Дьячков сын шел, не глядя себе под ноги, не засматриваясь по сторонам и только в крайнем случае разводя попадавшиеся навстречу ветви. Он очень скоро и озабоченно что-то объяснял Рязанову, рассуждая при этом рукою, в которой были у него караси:
— Нет, я еще хочу испытать одно средство, — говорил он, подумав.
— Какое же это? опять убеждение?
— Да ведь что же делать-то, Яков Васильич? Больше средств никаких нет.
— Вы вот все лето его убеждаете, да что-то плохо он поддается на это. Что же он вам вчера сказал?
— Все то же. Обыкновенно у него разговор: ты, говорит, несчастный осел, вот женить, говорит, тебя нужно, и больше нечего с тобой разговаривать.
— И вы все-таки надеетесь, что он убедится и пустит вас в университет? Чем же вы его убедите, любопытно знать?
— А я тут в книге нашел одно такое место…
— Да?
— Там очень хорошо развита эта мысль, что родители сами становятся поперек дороги своим детям и лишают их счастия.
— Ну, так что же из этого?
— Там и примеры есть.
— Это все пустяки. Никакие убеждения, никакие примеры для родителей не существуют. Вы придаете книгам значение, а для вашего отца все это — чепуха, которую пишут такие же шелопаи, как и вы; так что ж тут с книгами соваться!
Дьячков сын задумался.
— В таком случае, зачем же он давал мне возможность развиваться?
— Никогда не давал. Он вам доставил возможность сделаться попом, Христа славить, требы исправлять. Он, как отец, желал вам счастия, которое, по его мнению, для вас доступно.
— Какой он мне отец, он враг мой, больше ничего, — сказал юноша, с ожесточением ломая ветку, загородившую ему дорогу.
— А коли враг, так вы с ним так и поступайте!
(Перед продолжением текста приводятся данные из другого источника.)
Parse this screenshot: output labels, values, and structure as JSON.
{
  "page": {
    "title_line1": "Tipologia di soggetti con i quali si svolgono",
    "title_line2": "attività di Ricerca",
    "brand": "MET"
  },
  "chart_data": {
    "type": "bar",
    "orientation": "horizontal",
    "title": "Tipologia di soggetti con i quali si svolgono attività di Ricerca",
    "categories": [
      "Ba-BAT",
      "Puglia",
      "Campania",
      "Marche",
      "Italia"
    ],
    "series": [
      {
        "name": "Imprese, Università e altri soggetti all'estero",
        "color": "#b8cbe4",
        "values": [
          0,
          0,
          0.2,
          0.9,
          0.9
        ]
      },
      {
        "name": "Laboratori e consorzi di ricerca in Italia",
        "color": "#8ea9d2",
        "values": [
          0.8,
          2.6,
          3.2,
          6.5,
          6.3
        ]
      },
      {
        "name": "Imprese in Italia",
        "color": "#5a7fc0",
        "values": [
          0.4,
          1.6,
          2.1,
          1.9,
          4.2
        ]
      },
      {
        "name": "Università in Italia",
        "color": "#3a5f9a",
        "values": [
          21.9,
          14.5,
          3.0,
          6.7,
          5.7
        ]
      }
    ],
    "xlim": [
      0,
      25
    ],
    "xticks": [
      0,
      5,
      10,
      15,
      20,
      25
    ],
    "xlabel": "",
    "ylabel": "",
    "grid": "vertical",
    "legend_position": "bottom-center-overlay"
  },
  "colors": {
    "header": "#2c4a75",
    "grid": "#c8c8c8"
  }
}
К чему ж тут убеждения? Тут просто нужна интрига, военная хитрость, коли на то пошло. Чего ж вы смотрите?
— Я тут один ничего не могу сделать, Яков Васильич. Вот если бы…
— Что?
— Если бы вы мне помогли в этом деле, совсем бы другая музыка пошла. А что же я один?
Рязанов молчал и чесал в затылке; дьячков сын смотрел ему в лицо и ждал.
— Хорошо. Пойдемте, — сказал Рязанов.
Дьячков сын весело свистнул; щенок в ту же минуту выскочил из-за куста, и они все трое стали спускаться с обрыва.
Через час Рязанов вернулся домой, усталый и по колено в грязи. Проходя по двору, завернул в кухню и попросил себе самовар.
Когда он пришел во флигель, совсем уже почти смерклось; в комнате было темно и пахло сыростью, в саду шумели деревья, и падавшие с них капли дождя глухо ударяли в окна. Рязанов зажег свечу и, не снимая фуражки, остановился среди комнаты, задумчиво осматривая стены, деревенской работы кровать и стол, с разбросанными на нем книгами и листами писаной бумаги. На перегородке, оклеенной старыми газетами, неподвижно стояла его собственная тень, с перегнувшейся на потолке головою; за перегородкою, спросонья судорожно вздрагивая и шурша крыльями, возился чиж в новой клетке.
Постояв несколько минут, Рязанов снял с себя мокрое платье, надел теплое пальто и, пожимаясь, сел за стол. Бумага, лежавшая перед ним на столе, была исписана мелким неразборчивым почерком и закапана чернилами. Он развернул новую книжку журнала, порывшись в бумагах, отыскал какую-то черновую тетрадь и долго сличал ее с книжкою, пощипывая бороду одной рукой, а другою водя по строкам; потом захлопнул книжку, вместе с тетрадью швырнул ее на окно и задумался. Вошел лакей и принес на подносе чайный прибор; только что Рязанов принялся наливать, как за перегородкою послышался шорох женского платья.